[ Reported to the Debian BTS as report #188527. Please CC 188527@bugs.debian.org on replies. Log of report can be found at http://bugs.debian.org/188527 ] Regression from 2.95, rechecked with 3.0.4, 3.2 20030415, 3.3 20030415, HEAD 20030329. the following program compiles (compiled as "g++ stackcorrupt.cpp"), but crashes when run. It seems that the stack gets corrupted with that variable-length array when A class with a virtual function is used and the length assigning variable(foo) is being changed. stackcorrupt.cpp: --snip-- class A { public: virtual ~A() {} }; int main(void) { int foo=1; A bar[foo]; foo++; return 0; } --snip-- The same problem can also be reproduced by using the compiler from the gcc-snapshot (20030314-1) or with the g++-3.0 (3.0.4-13).
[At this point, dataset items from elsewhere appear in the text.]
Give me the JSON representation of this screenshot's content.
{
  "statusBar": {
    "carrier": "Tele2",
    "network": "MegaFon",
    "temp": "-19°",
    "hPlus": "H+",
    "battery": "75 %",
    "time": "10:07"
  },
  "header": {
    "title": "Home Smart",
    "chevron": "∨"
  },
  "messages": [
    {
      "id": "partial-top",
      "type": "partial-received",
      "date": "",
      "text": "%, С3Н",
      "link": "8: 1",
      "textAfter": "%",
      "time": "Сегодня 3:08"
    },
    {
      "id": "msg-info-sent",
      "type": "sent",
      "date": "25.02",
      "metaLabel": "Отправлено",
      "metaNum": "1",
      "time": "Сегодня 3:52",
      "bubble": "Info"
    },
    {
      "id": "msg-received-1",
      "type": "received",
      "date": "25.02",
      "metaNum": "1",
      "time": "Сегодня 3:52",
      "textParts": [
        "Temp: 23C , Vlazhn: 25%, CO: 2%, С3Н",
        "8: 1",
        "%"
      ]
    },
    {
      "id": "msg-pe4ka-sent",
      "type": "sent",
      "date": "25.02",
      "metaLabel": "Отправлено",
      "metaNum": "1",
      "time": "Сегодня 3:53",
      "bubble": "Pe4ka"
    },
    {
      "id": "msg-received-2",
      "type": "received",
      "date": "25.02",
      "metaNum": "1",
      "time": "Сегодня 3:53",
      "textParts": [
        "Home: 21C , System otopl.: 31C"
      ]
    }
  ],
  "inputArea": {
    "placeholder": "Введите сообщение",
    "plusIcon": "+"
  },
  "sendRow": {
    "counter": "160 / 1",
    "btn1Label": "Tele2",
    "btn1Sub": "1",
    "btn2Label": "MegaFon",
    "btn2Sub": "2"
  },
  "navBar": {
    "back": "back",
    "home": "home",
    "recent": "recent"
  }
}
The g++-2.95 (2.95.4-17) does not have the same problem. Release: unknown
State-Changed-From-To: open->analyzed State-Changed-Why: Confirmed. This small variation shows what happens: ---------------------- #include <iostream> struct A { A () { std::cout << "A::A" << std::endl; } ~A() { std::cout << "A::~A" << std::endl;} }; int main(void) { int foo=1; A bar[foo]; foo++; return 0; } ---------------------------- g/x> /home/bangerth/bin/gcc-3.4-pre/bin/c++ x.cc g/x> ./a.out A::A A::~A A::~A Ups. If we make the destructor virtual, we have to look up the vtable, but since the expected number of objects doesn't match the actual number, the vtable pointer is wrong, and we jump into Nirvana. W.
State-Changed-From-To: analyzed->closed State-Changed-Why: Fixed for the next release (3.3).